Financial literacy is not an everyday skill. It’s not something we’re taught at school or college, and (to be proud and British) money isn’t something we talk about at the dinner table.
It’s no wonder we see entrepreneurs fail when they are interrogated on the BBC TV show Dragon’s Den.
The good news is if you prepare for it Pitch for investorsYou don’t have to be a math expert to know your numbers. You just need to prepare for what you will be asked.
1. Know where your numbers come from
You can be spectacularly good at what you do and have a fantastic product or service. But if you don’t know your numbers and can’t answer the dragons’ questions, then they are will not invest.
Investors want low risk with high return, meaning they want a business owner who knows how to manage their money, a business that has a proven track record of not wasting money, and has the potential for growth and healthy profits.
If you want to show them you’re a good investment, you need to know your numbers. You can do this not only by memorizing and repeating the numbers, but also by understanding why you achieved those numbers.
Before your pitch, take time to really understand what the numbers mean and why they happened. Look at your earnings, yours Gross profitand your operating profit. Be able to talk about yours Forecasts and how you want to achieve this in detail. Work with a consultant beforehand if you need help making sense of everything.
2. Put yourself in their shoes
An investor’s goal is to make money. So they won’t work with anyone who they don’t believe will pay off the investment. Put yourself in their shoes; Why should they trust you? Essentially, you’re asking them to put massive pressure on you and your company, so you need to look at it from their perspective.
With so much at risk, investors are known for asking tough questions. You must be able to defend all of your business decisions, both good and bad, and demonstrate that you can run your business responsibly.
As you dig into your numbers, think about what you notice. You need to prepare for any anomalies that may raise questions, and also know how much sales and profit you have made.
3. Be confident, not arrogant
No founder will know their numbers exactly, and investors are aware of this, but if you approach them with confidence, you’re more likely to win them over.
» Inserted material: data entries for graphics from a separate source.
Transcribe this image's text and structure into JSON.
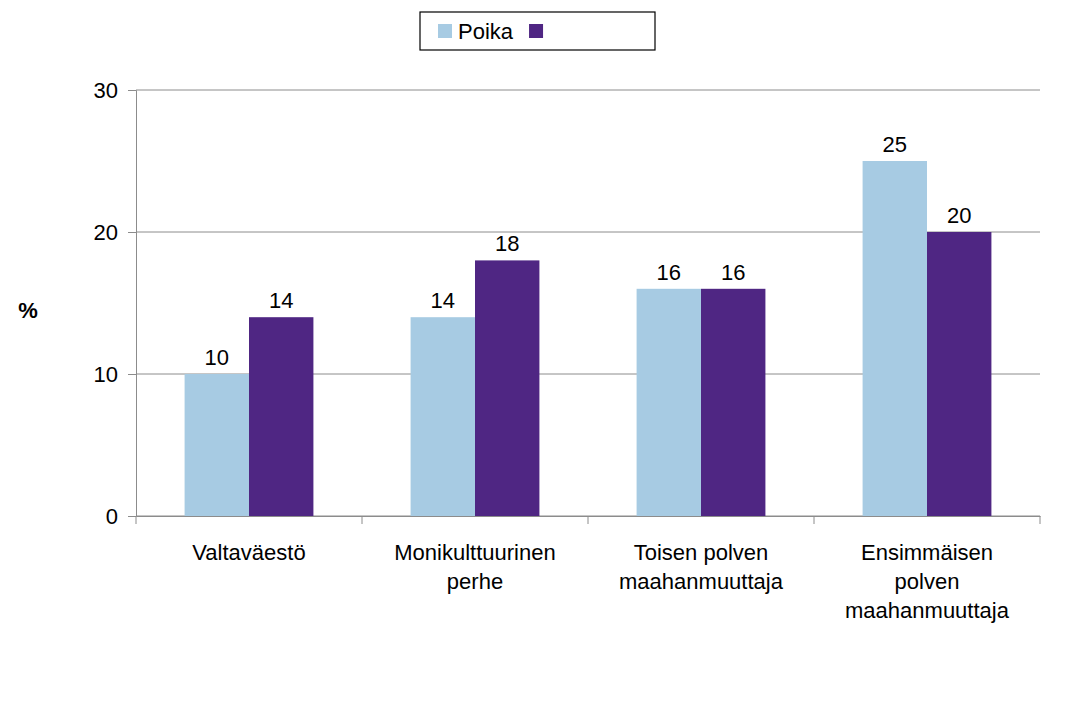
{
  "chart_data": {
    "type": "bar",
    "y_label": "%",
    "categories": [
      "Valtaväestö",
      "Monikulttuurinen perhe",
      "Toisen polven maahanmuuttaja",
      "Ensimmäisen polven maahanmuuttaja"
    ],
    "series": [
      {
        "name": "Poika",
        "color": "#a7cbe3",
        "values": [
          10,
          14,
          16,
          25
        ]
      },
      {
        "name": null,
        "color": "#4f2683",
        "values": [
          14,
          18,
          16,
          20
        ]
      }
    ],
    "ylim": [
      0,
      30
    ],
    "yticks": [
      0,
      10,
      20,
      30
    ],
    "grid": true,
    "legend": "top",
    "data_labels": true
  }
}
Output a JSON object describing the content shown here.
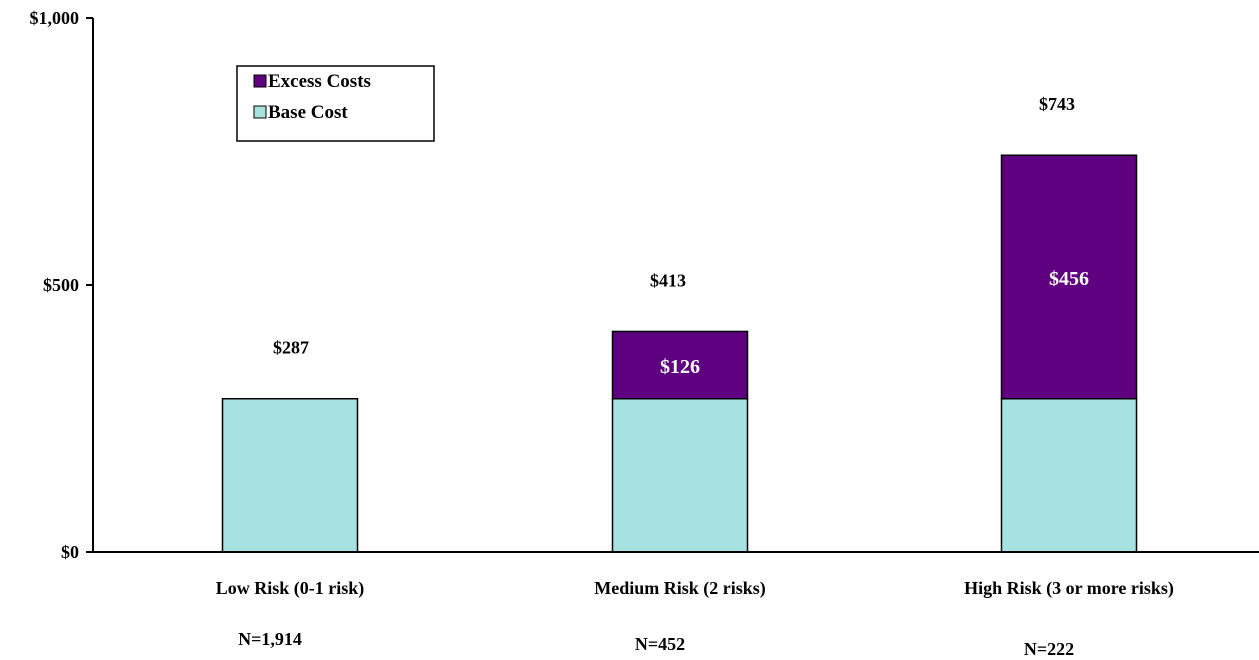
{
  "chart_data": {
    "type": "bar",
    "stacked": true,
    "categories": [
      "Low Risk   (0-1 risk)",
      "Medium Risk (2 risks)",
      "High Risk   (3 or more risks)"
    ],
    "sample_sizes": [
      "N=1,914",
      "N=452",
      "N=222"
    ],
    "series": [
      {
        "name": "Base Cost",
        "values": [
          287,
          287,
          287
        ],
        "color": "#a6e2e0"
      },
      {
        "name": "Excess Costs",
        "values": [
          0,
          126,
          456
        ],
        "color": "#5f0080"
      }
    ],
    "totals": [
      287,
      413,
      743
    ],
    "total_labels": [
      "$287",
      "$413",
      "$743"
    ],
    "segment_labels": [
      "",
      "$126",
      "$456"
    ],
    "yticks": [
      0,
      500,
      1000
    ],
    "ytick_labels": [
      "$0",
      "$500",
      "$1,000"
    ],
    "ylim": [
      0,
      1000
    ],
    "legend_order": [
      "Excess Costs",
      "Base Cost"
    ],
    "legend_placement": "top-left",
    "grid": false
  }
}
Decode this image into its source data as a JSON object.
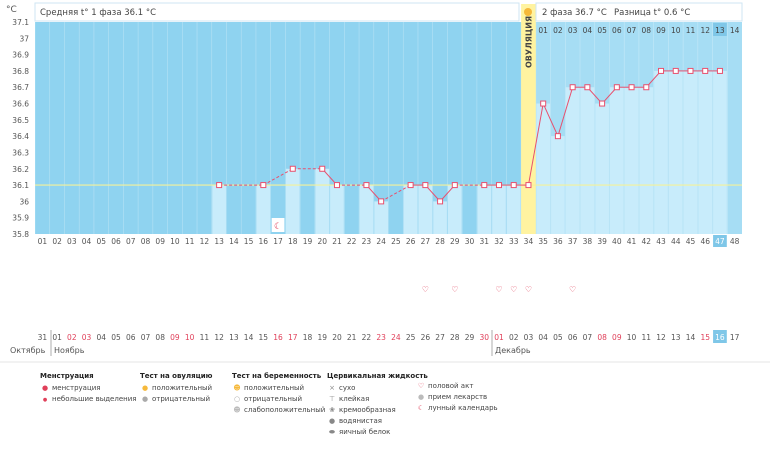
{
  "header": {
    "unit": "°C",
    "phase1": "Средняя t° 1 фаза 36.1 °C",
    "phase2": "2 фаза 36.7 °C",
    "diff": "Разница t° 0.6 °C",
    "ovulation_label": "ОВУЛЯЦИЯ"
  },
  "chart_data": {
    "type": "line",
    "title": "",
    "ylabel": "°C",
    "ylim": [
      35.8,
      37.1
    ],
    "yticks": [
      35.8,
      35.9,
      36,
      36.1,
      36.2,
      36.3,
      36.4,
      36.5,
      36.6,
      36.7,
      36.8,
      36.9,
      37,
      37.1
    ],
    "cover_line": 36.1,
    "ovulation_day": 34,
    "cycle_days": [
      "01",
      "02",
      "03",
      "04",
      "05",
      "06",
      "07",
      "08",
      "09",
      "10",
      "11",
      "12",
      "13",
      "14",
      "15",
      "16",
      "17",
      "18",
      "19",
      "20",
      "21",
      "22",
      "23",
      "24",
      "25",
      "26",
      "27",
      "28",
      "29",
      "30",
      "31",
      "32",
      "33",
      "34",
      "35",
      "36",
      "37",
      "38",
      "39",
      "40",
      "41",
      "42",
      "43",
      "44",
      "45",
      "46",
      "47",
      "48"
    ],
    "top_days": [
      "01",
      "02",
      "03",
      "04",
      "05",
      "06",
      "07",
      "08",
      "09",
      "10",
      "11",
      "12",
      "13",
      "14"
    ],
    "temps": [
      null,
      null,
      null,
      null,
      null,
      null,
      null,
      null,
      null,
      null,
      null,
      null,
      36.1,
      null,
      null,
      36.1,
      null,
      36.2,
      null,
      36.2,
      36.1,
      null,
      36.1,
      36.0,
      null,
      36.1,
      36.1,
      36.0,
      36.1,
      null,
      36.1,
      36.1,
      36.1,
      36.1,
      36.6,
      36.4,
      36.7,
      36.7,
      36.6,
      36.7,
      36.7,
      36.7,
      36.8,
      36.8,
      36.8,
      36.8,
      36.8,
      null
    ],
    "today_index": 46,
    "calendar_dates": [
      "31",
      "01",
      "02",
      "03",
      "04",
      "05",
      "06",
      "07",
      "08",
      "09",
      "10",
      "11",
      "12",
      "13",
      "14",
      "15",
      "16",
      "17",
      "18",
      "19",
      "20",
      "21",
      "22",
      "23",
      "24",
      "25",
      "26",
      "27",
      "28",
      "29",
      "30",
      "01",
      "02",
      "03",
      "04",
      "05",
      "06",
      "07",
      "08",
      "09",
      "10",
      "11",
      "12",
      "13",
      "14",
      "15",
      "16",
      "17"
    ],
    "red_dates_idx": [
      2,
      3,
      9,
      10,
      16,
      17,
      23,
      24,
      30,
      31,
      38,
      39,
      45,
      46
    ],
    "months": [
      "Октябрь",
      "Ноябрь",
      "Декабрь"
    ],
    "intercourse_idx": [
      26,
      28,
      31,
      32,
      33,
      36
    ],
    "lunar_idx": [
      16
    ]
  },
  "legend": {
    "menstruation": {
      "title": "Менструация",
      "items": [
        "менструация",
        "небольшие выделения"
      ]
    },
    "ovulation_test": {
      "title": "Тест на овуляцию",
      "items": [
        "положительный",
        "отрицательный"
      ]
    },
    "pregnancy_test": {
      "title": "Тест на беременность",
      "items": [
        "положительный",
        "отрицательный",
        "слабоположительный"
      ]
    },
    "cervical": {
      "title": "Цервикальная жидкость",
      "items": [
        "сухо",
        "клейкая",
        "кремообразная",
        "водянистая",
        "яичный белок"
      ]
    },
    "other": {
      "items": [
        "половой акт",
        "прием лекарств",
        "лунный календарь"
      ]
    },
    "colors": {
      "plot_bg": "#8fd3f0",
      "bar": "#c8ecfb",
      "line": "#e8506e",
      "ovulation": "#fff3a0",
      "today": "#7fc7e8"
    }
  }
}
You don’t expect a perfect story with no hiccups or bumps in the road, that’s not realistic. What they expect is confidence in the decisions you make and the ability to defend them without seeming arrogant.
If you’ve made mistakes along the way, own them and explain what steps you’ve taken to ensure they don’t happen again. Dragons don’t expect perfection. If working with you doesn’t add value to your company, investing would be pointless!
If your answers are well prepared and you are confident in your abilities while knowing your limitations, they will understand the story. Ultimately, they will buy as much from you as they do from the company, so don’t scare them off with arrogance.
4. Don’t take a review out of thin air
Dragons know how to value a company So if they get involved with a few absurd characters, they will immediately be put off and enticed to dig even further. Figuring out how much you need and what percentage you’re willing to give away isn’t an estimate, it’s wishful thinking.
If you ask for £500,000 in return for 20% of your business, you value your business at £2.5 million. Whether you rely on current profits, expected profits or the company’s assets, you must be able to substantiate them.
You’re talking to smart business owners, so don’t treat them like market traders haggling over fruit prices. Be honest with them and yourself about the value of the company. You’re asking them to take a risk, so make it worth it.
5. Don’t let the spotlight burn you
All investors are human. They know how nerve-wracking it is to be in your shoes, and they’ve all built businesses and made mistakes along the way. They are there because they want to find companies worth investing in; so as not to make fun of you or trip you up.
They ask you questions to reassure you that you are safe. So keep that in mind and keep a cool head. All you’re trying to do is show them that you are the person you want to invest in and that the time to do it is now. So take a deep breath and show them that you are the one.
Laura Linden is a financial strategist, fractional CFO, and founder of Feisty FD with a mission to take the fear out of finance and empower women – and female entrepreneurs. Her debut book, UnF*ck Your Business Finances: Unlearn the Shame, Reclaim the Power and Change the Game, is out December 2nd.